The farmer had taken it out into the field and shot it, right between the eyes. The old bull was arthritic and sluggish and, once led to the edge of the woods, had lowered himself to the ground gingerly, first his forelegs bending and then his haunches, so that he sat and let his heavy head bob down to touch the sweet green grass. In this way the bull was already on its knees when it died and remained there, peacefully waiting and appearing deceptively alive at the edge of the woods. The beast was too heavy to move and dispose of easily, the meat tougher than the butcher, so the farmer had left it there until it could be hauled away. I saw it happen, watched from the woods as the scene unfolded and I folded my laundry down from our clothesline.
Lincoln and I have been travelling for over a month now. By bus, by train, by the bed of the truck of the farmer who was kind enough to pick us up from the side of the interstate and let us camp on his property until we found a new destination. We’d pulled away some crawling kudzu from a clearing in the woods beyond the farmer’s fields and set up our battered tent. It’s been three days and Lincoln and I can’t seem to agree on which way to travel. He wants to head west, to chase the sunset. I cry and say I want to go east, though, east until our toes are dipped in the Atlantic. I don’t have a lot of memories from my childhood but I remember going East with my family and standing along the icy beaches watching the white waves break and feeling nothing.

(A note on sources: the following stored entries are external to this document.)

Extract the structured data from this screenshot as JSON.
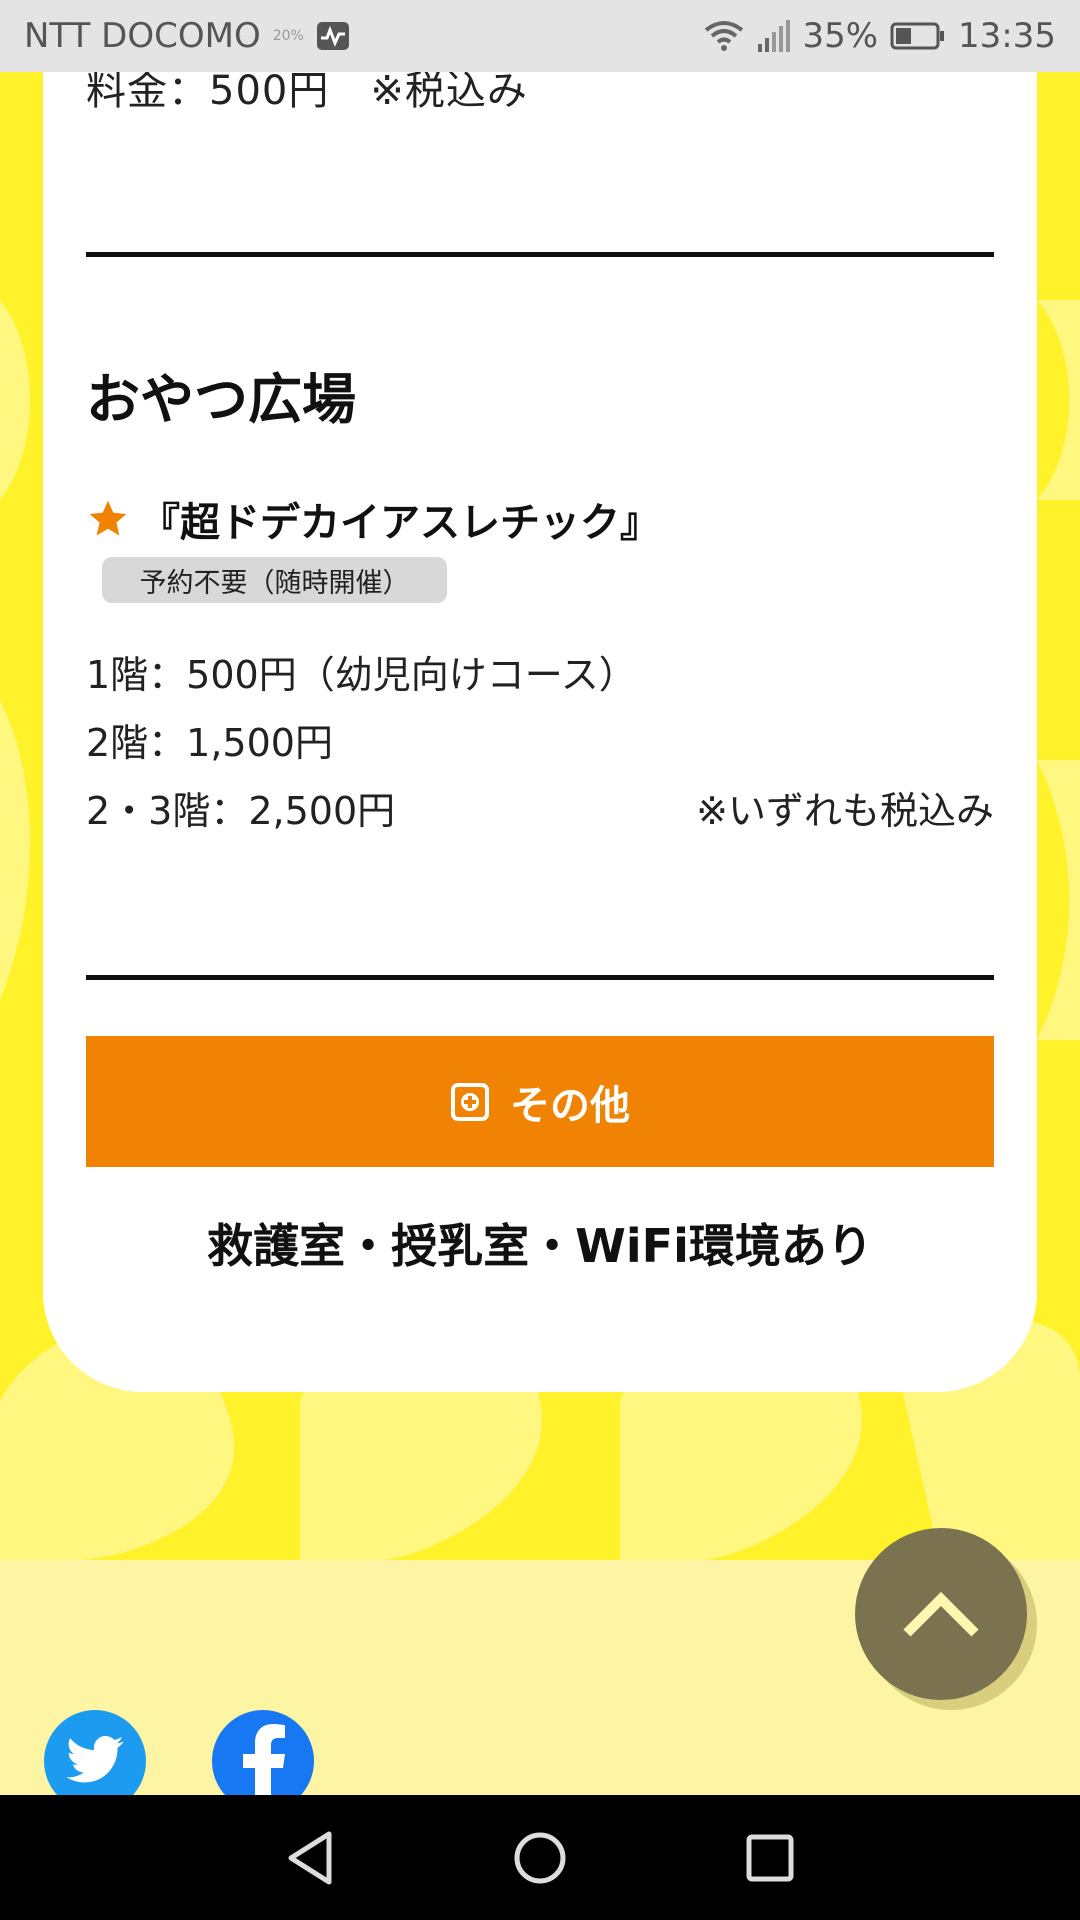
{
  "status_bar": {
    "carrier": "NTT DOCOMO",
    "weather_percent": "20%",
    "battery": "35%",
    "time": "13:35"
  },
  "content": {
    "price_line": "料金：500円　※税込み",
    "section_title": "おやつ広場",
    "item_title": "『超ドデカイアスレチック』",
    "badge": "予約不要（随時開催）",
    "prices": [
      "1階：500円（幼児向けコース）",
      "2階：1,500円",
      "2・3階：2,500円"
    ],
    "tax_note": "※いずれも税込み",
    "other_button_label": "その他",
    "amenities": "救護室・授乳室・WiFi環境あり"
  },
  "colors": {
    "accent": "#f08303",
    "background": "#fff22b"
  }
}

Neither of us have ever had deep roots and the place we had called home was more of a long layover, tethered there by a short-term apartment lease and some part-time jobs and an unfinished nursery. But there is nothing to hold us to that home any more.

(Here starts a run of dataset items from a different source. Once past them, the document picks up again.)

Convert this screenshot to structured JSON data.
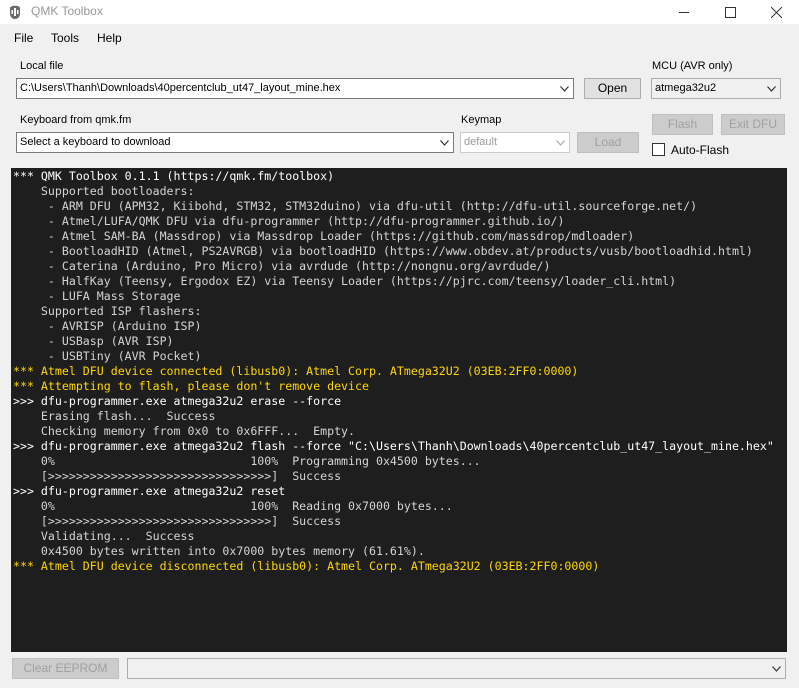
{
  "window": {
    "title": "QMK Toolbox"
  },
  "menu": [
    "File",
    "Tools",
    "Help"
  ],
  "local_file": {
    "label": "Local file",
    "path": "C:\\Users\\Thanh\\Downloads\\40percentclub_ut47_layout_mine.hex",
    "open_label": "Open"
  },
  "mcu": {
    "label": "MCU (AVR only)",
    "value": "atmega32u2"
  },
  "keyboard": {
    "label": "Keyboard from qmk.fm",
    "placeholder": "Select a keyboard to download"
  },
  "keymap": {
    "label": "Keymap",
    "value": "default",
    "load_label": "Load"
  },
  "actions": {
    "flash_label": "Flash",
    "exit_dfu_label": "Exit DFU",
    "auto_flash_label": "Auto-Flash",
    "auto_flash_checked": false
  },
  "console": {
    "lines": [
      {
        "text": "*** QMK Toolbox 0.1.1 (https://qmk.fm/toolbox)",
        "color": "white"
      },
      {
        "text": "    Supported bootloaders:",
        "color": "gray"
      },
      {
        "text": "     - ARM DFU (APM32, Kiibohd, STM32, STM32duino) via dfu-util (http://dfu-util.sourceforge.net/)",
        "color": "gray"
      },
      {
        "text": "     - Atmel/LUFA/QMK DFU via dfu-programmer (http://dfu-programmer.github.io/)",
        "color": "gray"
      },
      {
        "text": "     - Atmel SAM-BA (Massdrop) via Massdrop Loader (https://github.com/massdrop/mdloader)",
        "color": "gray"
      },
      {
        "text": "     - BootloadHID (Atmel, PS2AVRGB) via bootloadHID (https://www.obdev.at/products/vusb/bootloadhid.html)",
        "color": "gray"
      },
      {
        "text": "     - Caterina (Arduino, Pro Micro) via avrdude (http://nongnu.org/avrdude/)",
        "color": "gray"
      },
      {
        "text": "     - HalfKay (Teensy, Ergodox EZ) via Teensy Loader (https://pjrc.com/teensy/loader_cli.html)",
        "color": "gray"
      },
      {
        "text": "     - LUFA Mass Storage",
        "color": "gray"
      },
      {
        "text": "    Supported ISP flashers:",
        "color": "gray"
      },
      {
        "text": "     - AVRISP (Arduino ISP)",
        "color": "gray"
      },
      {
        "text": "     - USBasp (AVR ISP)",
        "color": "gray"
      },
      {
        "text": "     - USBTiny (AVR Pocket)",
        "color": "gray"
      },
      {
        "text": "*** Atmel DFU device connected (libusb0): Atmel Corp. ATmega32U2 (03EB:2FF0:0000)",
        "color": "yellow"
      },
      {
        "text": "*** Attempting to flash, please don't remove device",
        "color": "yellow"
      },
      {
        "text": ">>> dfu-programmer.exe atmega32u2 erase --force",
        "color": "white"
      },
      {
        "text": "    Erasing flash...  Success",
        "color": "gray"
      },
      {
        "text": "    Checking memory from 0x0 to 0x6FFF...  Empty.",
        "color": "gray"
      },
      {
        "text": ">>> dfu-programmer.exe atmega32u2 flash --force \"C:\\Users\\Thanh\\Downloads\\40percentclub_ut47_layout_mine.hex\"",
        "color": "white"
      },
      {
        "text": "    0%                            100%  Programming 0x4500 bytes...",
        "color": "gray"
      },
      {
        "text": "    [>>>>>>>>>>>>>>>>>>>>>>>>>>>>>>>>]  Success",
        "color": "gray"
      },
      {
        "text": ">>> dfu-programmer.exe atmega32u2 reset",
        "color": "white"
      },
      {
        "text": "    0%                            100%  Reading 0x7000 bytes...",
        "color": "gray"
      },
      {
        "text": "    [>>>>>>>>>>>>>>>>>>>>>>>>>>>>>>>>]  Success",
        "color": "gray"
      },
      {
        "text": "    Validating...  Success",
        "color": "gray"
      },
      {
        "text": "    0x4500 bytes written into 0x7000 bytes memory (61.61%).",
        "color": "gray"
      },
      {
        "text": "*** Atmel DFU device disconnected (libusb0): Atmel Corp. ATmega32U2 (03EB:2FF0:0000)",
        "color": "yellow"
      }
    ]
  },
  "bottom": {
    "clear_eeprom_label": "Clear EEPROM",
    "device_select_value": ""
  },
  "colors": {
    "console_bg": "#1e1e1e",
    "info": "#ffd700",
    "command": "#ffffff",
    "output": "#d4d4d4"
  }
}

We’ve been moving with the steady faith of an Israelite around the walls of Jericho, saying we’re alive but just going through the motions until our self-proclaimed prophecy comes true. But the walls haven’t fallen- they haven’t even shaken.
Her name was Phoenix. An unusual name, yes, but we weren’t ‘usual’ people. We were young and unafraid and sustained by untested faith. We held our breath for 9 months but when Phoenix arrived she was already gone. I think she took a part of me with her, but I haven’t told Lincoln that. We don’t talk about Phoenix any more. To us she might as well really have been a myth. We had set out on the road for an adventure, a distraction, the fulfilment of an old dream. We’ve been moving with the steady faith of an Israelite around the walls of Jericho, saying we’re alive but just going through the motions until our self-proclaimed prophecy comes true. But the walls haven’t fallen- they haven’t even shaken. Our days are long, our nights longer, and I’m beginning to wonder if we’re walking in the wrong direction or with the wrong person.
Our relationship isn’t very different from that dead steer. Separately we are young, but our collective “we” seems wrinkled beyond its years. We too were once so solid that one can’t quite believe it when they press a hand to the wall of bovine muscle and feel it give. Our candy-coated eyes are dazed and milky blind. There is nothing wrong with our relationship, no disease or worm that ate it away. Our relationship simply grew up and up and up until the impossible happened, we died of old age; expired. To now remain in this shared body, to pretend as if we aren’t dead, would be downright morbid.
Tonight I slip out of the tent and tie my backpack on tight. I unfold the newspaper I found curled in his satchel, a battered copy of the New York Times, and shred it as kindling for the fire to replace my warmth by his side. Tiptoeing through the grass, now white and smelling of first frost, I walk a wide circle around the dead bull. I make my way towards the road, pause, and turn to face the bull’s bowed head. The sun is rising, the first notes of peach symphony stirring the feathered sky. The old bull’s head has fallen so as to tilt to the side, quizzical. I stand for a moment, chewing my lip and staring into the animal’s sightless eyes, then notice a spot of red where the bull’s horn touches the earth. It’s not blood, as I’d first thought, but a wildflower. I don’t know its name, or species, or if it would be judged more weed than flower, or how long it will grow until winter prunes away its little life, but there is life there nonetheless. New life. I bow ever so slightly, paying my respects to the old steer, and turn to the road.